Работал дед Коука пастухом, пас частное стадо. До того, как дед появился в деревне, коров, коз да овец деревенские пасли сами, по очереди – сколько голов на одном дворе, столько дней семья и пасёт, затем очередь следующего двора. Не всем это удобно было, особенно у кого ребятишек не народилось, или совсем ещё малыши, которым стадо не доверишь. Выкручивались взрослые, как могли. На работу надо выходить и стадо личное пасти надо, поэтому и перепрашивались, и договаривались – очередь путалась, сбивалась, переругаются, бывало, все. И вот тут-то появился дедко Коука, как палочка-выручалочка. Как-то само собой всё сразу и уладилось.

Откуда дедко пришёл в нашу деревню, никто не знал. Дед сам не рассказывал, хотя уж больно словоохотлив был, а эту тему ни-ни. Но никто и не выпытывал. Видят: хороший человек, с добром пришёл – чего зря пытать. Хотя нет-нет, а между собой деревенские и сплетничали про деда: уж больно он не похож был на наших местных стариков. Маленький, сухонький, жилистый. Кожа такая тёмная – загорелая ли, задубелая ли, а как кора старого дерева, и такая же шершавая, морщинистая. Головёнка у деда была маленькая, череп лысый, весь в каких-то буграх, да в светлых ниточках шрамов, и без малейшего намёка на хоть какие-то волосёнки.
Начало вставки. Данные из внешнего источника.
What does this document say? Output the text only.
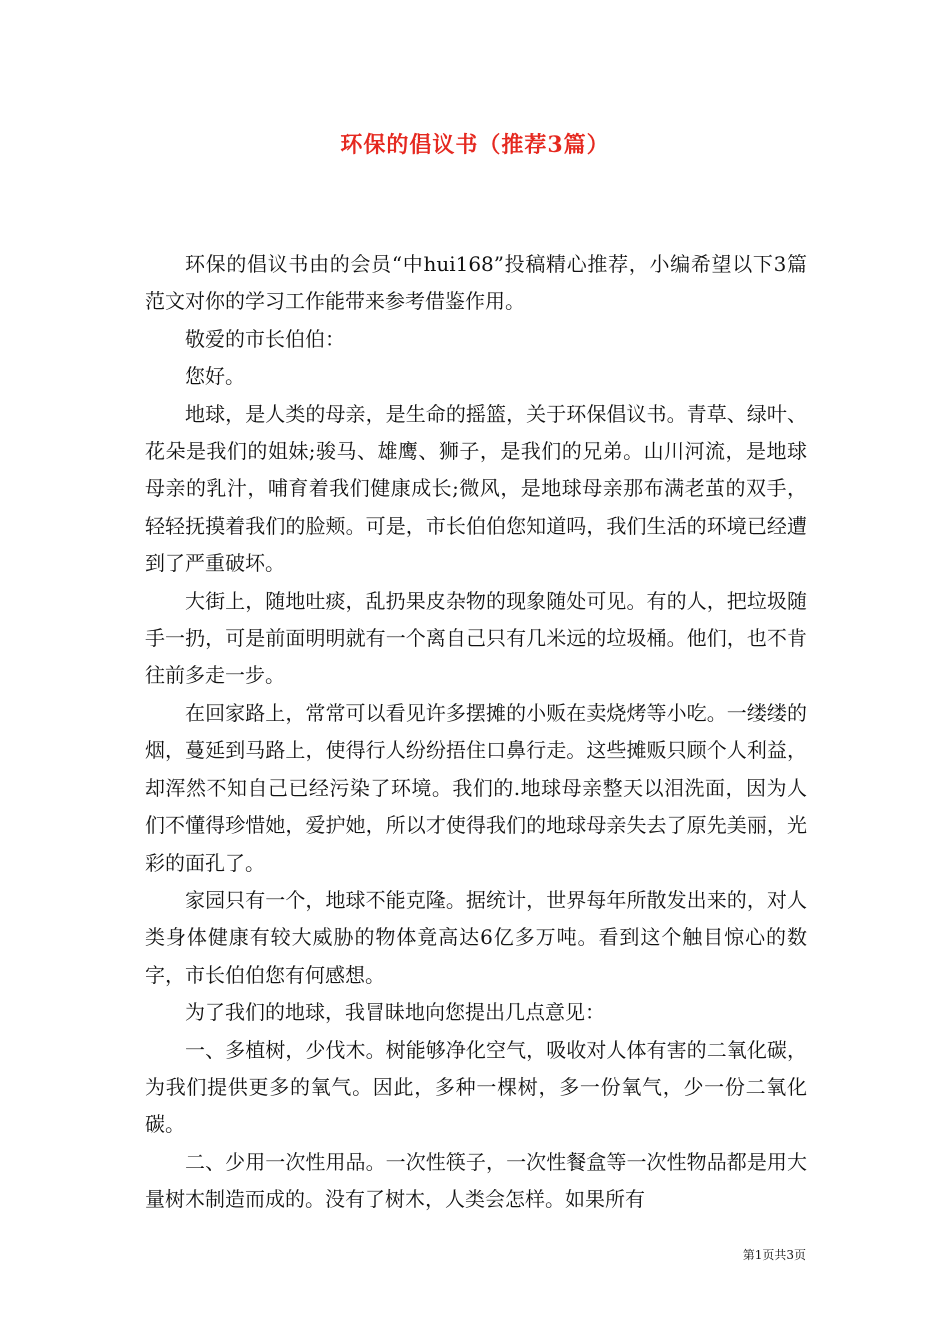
环保的倡议书（推荐3篇）

环保的倡议书由的会员“中hui168”投稿精心推荐，小编希望以下3篇范文对你的学习工作能带来参考借鉴作用。

敬爱的市长伯伯：

您好。

地球，是人类的母亲，是生命的摇篮，关于环保倡议书。青草、绿叶、花朵是我们的姐妹;骏马、雄鹰、狮子，是我们的兄弟。山川河流，是地球母亲的乳汁，哺育着我们健康成长;微风，是地球母亲那布满老茧的双手，轻轻抚摸着我们的脸颊。可是，市长伯伯您知道吗，我们生活的环境已经遭到了严重破坏。

大街上，随地吐痰，乱扔果皮杂物的现象随处可见。有的人，把垃圾随手一扔，可是前面明明就有一个离自己只有几米远的垃圾桶。他们，也不肯往前多走一步。

在回家路上，常常可以看见许多摆摊的小贩在卖烧烤等小吃。一缕缕的烟，蔓延到马路上，使得行人纷纷捂住口鼻行走。这些摊贩只顾个人利益，却浑然不知自己已经污染了环境。我们的.地球母亲整天以泪洗面，因为人们不懂得珍惜她，爱护她，所以才使得我们的地球母亲失去了原先美丽，光彩的面孔了。

家园只有一个，地球不能克隆。据统计，世界每年所散发出来的，对人类身体健康有较大威胁的物体竟高达6亿多万吨。看到这个触目惊心的数字，市长伯伯您有何感想。

为了我们的地球，我冒昧地向您提出几点意见：

一、多植树，少伐木。树能够净化空气，吸收对人体有害的二氧化碳，为我们提供更多的氧气。因此，多种一棵树，多一份氧气，少一份二氧化碳。

二、少用一次性用品。一次性筷子，一次性餐盒等一次性物品都是用大量树木制造而成的。没有了树木，人类会怎样。如果所有

第1页共3页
Да и вообще, с растительностью у деда совсем беда была – ни тебе бороды, ни усов, даже бровей и тех не наросло. Зато уж ручищи у него были – будь здоров! Огромные, как от другого человека-великана приставленные. Пальцы цепкие, узловатые, тёмные, почти чёрные, похожие на корни старого-старого дуба. Силища в этих пальцах таилась неимоверная: мог дед ими легко пятак в трубочку скатать, или гвоздь «сотку» запросто вокруг пальца обмотать. И была ещё одна странность у деда: никогда он с мужиками деревенскими в бане не мылся. Кто-то пустил по деревне слух, что дед весь в каких-то наколках, да шрамах страшных, что не простой он, а из «этих»… Каких «этих», не пояснялось, а особенно при нас, детях, такие разговоры и вовсе затихали.
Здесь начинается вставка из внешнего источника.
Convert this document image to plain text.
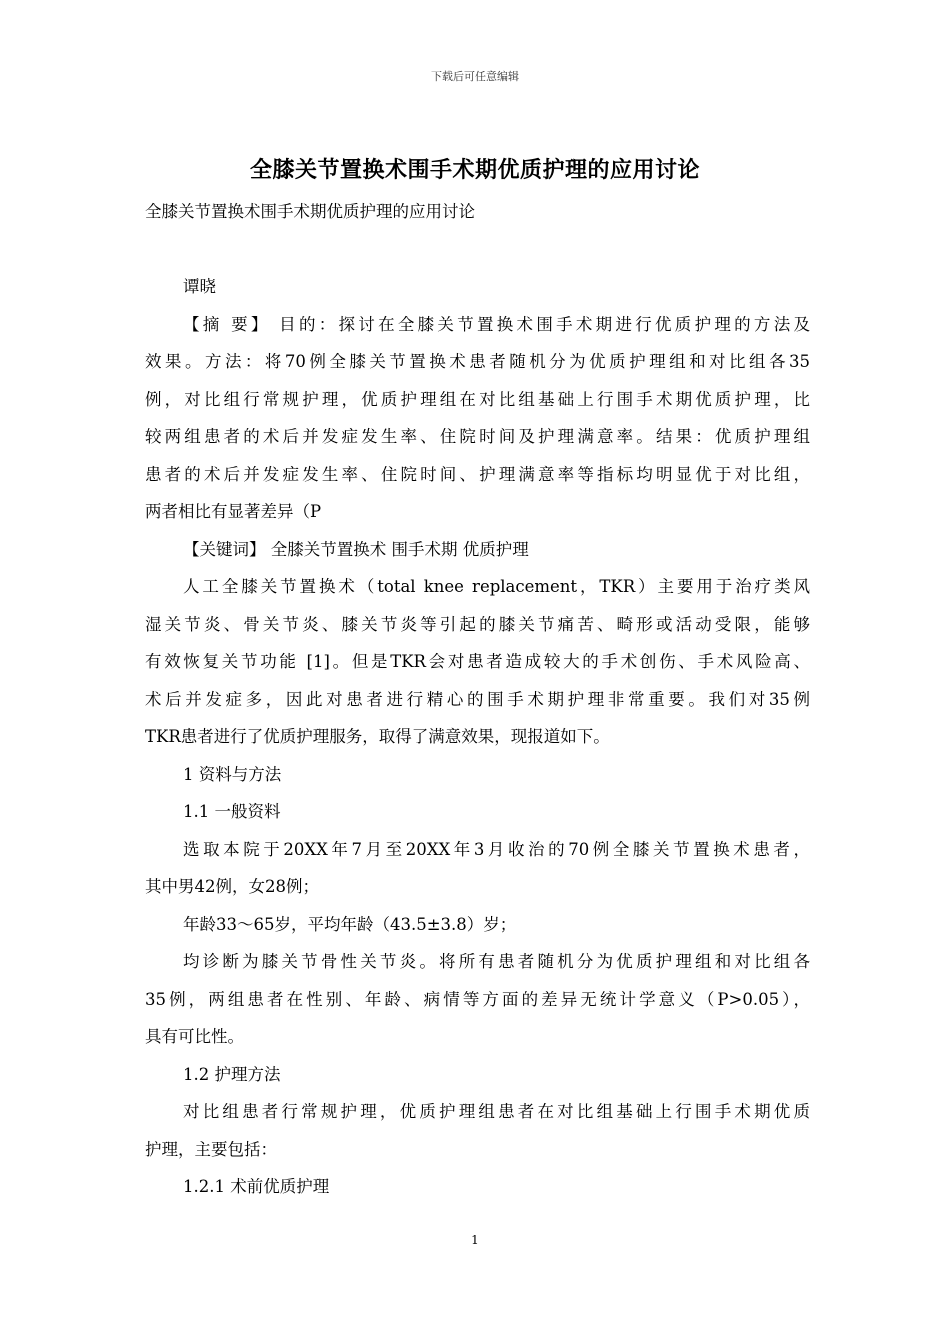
下载后可任意编辑
全膝关节置换术围手术期优质护理的应用讨论
全膝关节置换术围手术期优质护理的应用讨论
谭晓
【摘 要】 目的：探讨在全膝关节置换术围手术期进行优质护理的方法及
效果。方法：将70例全膝关节置换术患者随机分为优质护理组和对比组各35
例，对比组行常规护理，优质护理组在对比组基础上行围手术期优质护理，比
较两组患者的术后并发症发生率、住院时间及护理满意率。结果：优质护理组
患者的术后并发症发生率、住院时间、护理满意率等指标均明显优于对比组，
两者相比有显著差异（P
【关键词】 全膝关节置换术 围手术期 优质护理
人工全膝关节置换术（total knee replacement，TKR）主要用于治疗类风
湿关节炎、骨关节炎、膝关节炎等引起的膝关节痛苦、畸形或活动受限，能够
有效恢复关节功能 [1]。但是TKR会对患者造成较大的手术创伤、手术风险高、
术后并发症多，因此对患者进行精心的围手术期护理非常重要。我们对35例
TKR患者进行了优质护理服务，取得了满意效果，现报道如下。
1 资料与方法
1.1 一般资料
选取本院于20XX年7月至20XX年3月收治的70例全膝关节置换术患者，
其中男42例，女28例；
年龄33～65岁，平均年龄（43.5±3.8）岁；
均诊断为膝关节骨性关节炎。将所有患者随机分为优质护理组和对比组各
35例，两组患者在性别、年龄、病情等方面的差异无统计学意义（P>0.05），
具有可比性。
1.2 护理方法
对比组患者行常规护理，优质护理组患者在对比组基础上行围手术期优质
护理，主要包括：
1.2.1 术前优质护理
1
Денег деду за работу не платили, зато кормили в каждом дому по очереди. Одёжу деда Коуки женщины деревенские тоже в чистоте и порядке держали – чинили-латали, когда понадобится, стирали, бывало, отдавали от мужей своих обутку, которая ещё справная была. Ночевал дедко по началу тоже по очереди в каждой избе, но потом, как клуб в деревне образовался, выделили деду там угол и определили на ставку ночного сторожа. Так и прижился дед Коука в деревне. Своим стал. Любили его деревенские, уважали за добрый, лёгкий нрав, за рассудительность и смекалку житейскую. Многие за советом обращались в трудный час – никому дед не отказывал. А уж мы, ребятня так и вовсе хвостом за ним ходили. Как начнёт дедко сказки-байки-небылицы рассказывать, так откуда что брал? Мы уши развесим, слушаем – не заметим, как время пробежит. Женщины деревенские смеялись:

– Тебе, дедко, пора ещё полставки детсадовского воспитателя выделять.

Детского садика в деревне не было тогда – мы, малышня, сами себе предоставлены были. Росли, как трава в поле.


А тут случай такой приключился. Мама на работу пораньше убежала, брат с мальчишками тоже ещё затемно на рыбалку на дальние пруды ушли. Я до обеда осталась, как говорили у нас, «на домовничанье» – это значит полностью за всем хозяйством смотреть. Дело взрослое, ответственное. Я любила на домовничанье оставаться. Гордилась, важничала – а как же, совсем как взрослая!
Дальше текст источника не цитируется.